Frère Norbert Jorion est chanoine régulier de l’Abbaye Saint-Martin de Mondaye (Calvados) et Hôte au Séminaire des Carmes : il y partage notre vie communautaire. Frère Norbert nous propose une méditation pour entrer dans le temps du Carême qui s’ouvre devant nous :

L’Église entre dans le temps de Carême. Un Carême de plus, pourriez-vous dire, en soupirant fortement. Un temps de jeûne et de privation où chacun est invité à se serrer la ceinture et à arborer une « face de Carême », parce que manger serait mal et sourire déconseillé. Mais est-ce vraiment de cette manière que l’Église nous enjoint de vivre le Carême ?

Commençons à vérifier cette question cruciale en observant la finale des lectures bibliques que la liturgie offre à la méditation des fidèles pour le mercredi des Cendres. La première, tirée du prophète Joël, se conclut ainsi : « le Seigneur s’est ému en faveur de son pays, il a eu pitié de son peuple » (Jl 2, 18). La deuxième, puisée dans la seconde lettre de Paul aux Corinthiens, s’achève par ces mots : « Le voici maintenant le moment favorable, le voici maintenant le jour du salut » (2 Co 6, 2). Enfin, l’évangile de Matthieu laisse entendre à trois reprises, comme un refrain : « ton Père qui voit dans le secret te le rendra ». Ce sondage (trop) superficiel dans la liturgie de la Parole laisse aisément deviner la tonalité de l’appel du Carême : par-delà le jeûne et la privation, nous célébrons « la pitié » de Dieu, et l’approche du « jour du salut ».

Les quarante jours du Carême sont donc orientés vers Pâques et tendus vers un événement qui advient. Le jeûne et la privation ne sont que des moyens conseillés en vue d’une fin qui les dépasse, et ce serait se méprendre que de s’arrêter à ces aspects du Carême. Si nous sommes invités à jeûner, par exemple, ce n’est pas parce qu’il faudrait considérer la nourriture avec dédain, mais pour la recevoir dans la reconnaissance et la partager avec celui qui loge à l’angle de la rue sans avoir rien à se mettre sous la dent. Vivre le Carême, c’est, en fait, éprouver un décentrement de nous-mêmes, pour nous approcher de Dieu et de notre prochain, selon l’unique commandement que notre Seigneur nous a donné.
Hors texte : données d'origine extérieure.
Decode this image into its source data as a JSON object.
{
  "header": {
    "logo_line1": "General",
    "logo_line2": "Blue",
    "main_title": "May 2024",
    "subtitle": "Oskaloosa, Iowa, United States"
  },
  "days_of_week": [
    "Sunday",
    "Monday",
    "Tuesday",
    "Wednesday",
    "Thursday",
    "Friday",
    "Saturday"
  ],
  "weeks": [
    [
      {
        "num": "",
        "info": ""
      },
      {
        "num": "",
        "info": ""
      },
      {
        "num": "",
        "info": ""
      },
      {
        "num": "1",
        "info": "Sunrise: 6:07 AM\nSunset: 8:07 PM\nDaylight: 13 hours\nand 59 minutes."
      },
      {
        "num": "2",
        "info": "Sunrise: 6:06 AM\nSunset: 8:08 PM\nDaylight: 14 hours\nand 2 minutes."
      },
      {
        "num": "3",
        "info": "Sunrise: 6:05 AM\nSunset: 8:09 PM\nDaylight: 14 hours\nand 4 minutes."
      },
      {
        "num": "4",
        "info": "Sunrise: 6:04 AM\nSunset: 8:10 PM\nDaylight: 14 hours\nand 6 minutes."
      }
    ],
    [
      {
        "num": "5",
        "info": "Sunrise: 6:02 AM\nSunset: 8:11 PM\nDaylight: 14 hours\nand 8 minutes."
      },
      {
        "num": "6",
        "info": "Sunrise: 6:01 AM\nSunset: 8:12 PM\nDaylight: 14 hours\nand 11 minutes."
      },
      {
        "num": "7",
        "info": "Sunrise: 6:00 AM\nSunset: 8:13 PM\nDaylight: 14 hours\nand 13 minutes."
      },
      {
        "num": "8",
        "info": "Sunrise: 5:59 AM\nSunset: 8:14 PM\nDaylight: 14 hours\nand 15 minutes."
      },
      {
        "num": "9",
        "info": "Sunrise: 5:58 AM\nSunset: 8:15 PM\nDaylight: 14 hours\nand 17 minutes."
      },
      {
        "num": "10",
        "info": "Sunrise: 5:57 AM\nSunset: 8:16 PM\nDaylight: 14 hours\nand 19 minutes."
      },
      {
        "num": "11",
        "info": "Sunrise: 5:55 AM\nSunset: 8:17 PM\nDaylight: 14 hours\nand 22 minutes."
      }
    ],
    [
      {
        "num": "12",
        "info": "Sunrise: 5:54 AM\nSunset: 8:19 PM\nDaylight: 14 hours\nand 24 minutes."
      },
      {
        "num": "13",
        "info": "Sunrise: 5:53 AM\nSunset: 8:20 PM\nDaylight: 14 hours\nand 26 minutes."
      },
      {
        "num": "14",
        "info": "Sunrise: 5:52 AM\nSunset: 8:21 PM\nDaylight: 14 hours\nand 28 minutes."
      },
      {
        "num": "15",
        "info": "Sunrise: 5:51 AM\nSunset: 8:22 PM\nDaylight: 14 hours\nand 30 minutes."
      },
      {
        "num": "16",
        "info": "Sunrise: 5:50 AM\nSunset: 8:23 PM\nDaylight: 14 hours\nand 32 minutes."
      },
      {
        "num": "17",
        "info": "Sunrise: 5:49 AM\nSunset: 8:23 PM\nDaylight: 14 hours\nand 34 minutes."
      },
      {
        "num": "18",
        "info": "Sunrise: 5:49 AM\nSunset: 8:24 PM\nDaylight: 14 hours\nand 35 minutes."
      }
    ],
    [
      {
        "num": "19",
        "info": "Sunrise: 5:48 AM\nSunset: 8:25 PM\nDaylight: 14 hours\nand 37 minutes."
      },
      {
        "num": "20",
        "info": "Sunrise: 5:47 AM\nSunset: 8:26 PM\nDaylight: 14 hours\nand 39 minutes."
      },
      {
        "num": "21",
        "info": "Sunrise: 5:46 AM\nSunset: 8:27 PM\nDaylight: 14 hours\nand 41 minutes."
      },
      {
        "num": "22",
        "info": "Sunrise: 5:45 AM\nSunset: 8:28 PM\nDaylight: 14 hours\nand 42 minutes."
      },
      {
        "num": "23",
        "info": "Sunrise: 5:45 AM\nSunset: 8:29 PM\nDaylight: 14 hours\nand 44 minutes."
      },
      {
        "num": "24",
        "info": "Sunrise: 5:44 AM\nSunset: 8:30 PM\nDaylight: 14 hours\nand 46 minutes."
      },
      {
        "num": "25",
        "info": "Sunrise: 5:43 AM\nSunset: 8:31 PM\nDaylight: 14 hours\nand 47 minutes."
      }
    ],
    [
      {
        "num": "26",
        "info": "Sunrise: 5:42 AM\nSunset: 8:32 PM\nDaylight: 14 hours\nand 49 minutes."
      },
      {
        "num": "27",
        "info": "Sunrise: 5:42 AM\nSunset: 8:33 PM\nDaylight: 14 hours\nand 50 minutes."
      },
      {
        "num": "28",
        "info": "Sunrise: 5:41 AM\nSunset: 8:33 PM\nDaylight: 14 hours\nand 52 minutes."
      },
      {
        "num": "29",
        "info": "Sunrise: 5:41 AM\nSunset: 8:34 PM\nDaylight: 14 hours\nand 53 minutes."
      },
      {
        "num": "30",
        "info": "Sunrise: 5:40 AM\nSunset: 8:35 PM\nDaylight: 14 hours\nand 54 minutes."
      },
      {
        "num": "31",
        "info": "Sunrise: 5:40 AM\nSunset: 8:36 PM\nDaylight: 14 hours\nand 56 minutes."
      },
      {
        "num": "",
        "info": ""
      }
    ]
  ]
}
Pour suivre la recommandation de Jésus à ses disciples et vivre l’aumône, le jeûne et la prière, nous disposons d’un modèle et d’une méthode : les quarante jours au désert (Mt 4, 1-11) au cours desquels Jésus a été tenté à trois reprises. Si nous considérons attentivement ces trois tentations, nous remarquons qu’elles correspondent aux trois enseignements du Christ en Mt 6 : le jeûne répond à la domination de la faim, la prière répond à la tentation de la domination et l’aumône répond à la tentation de la possession exclusive.

Alors, tristesse, pleurs et résignation à l’entrée de ce Carême ? Non, mais vivez ce temps «  avec la joie de l’espérance, constants dans la tribulation, assidus à la prière  » (Rm 12, 12), afin que ce Carême 2017 vous conduise à l’accueil de la Résurrection du Sauveur !

Frère Norbert, o.praem.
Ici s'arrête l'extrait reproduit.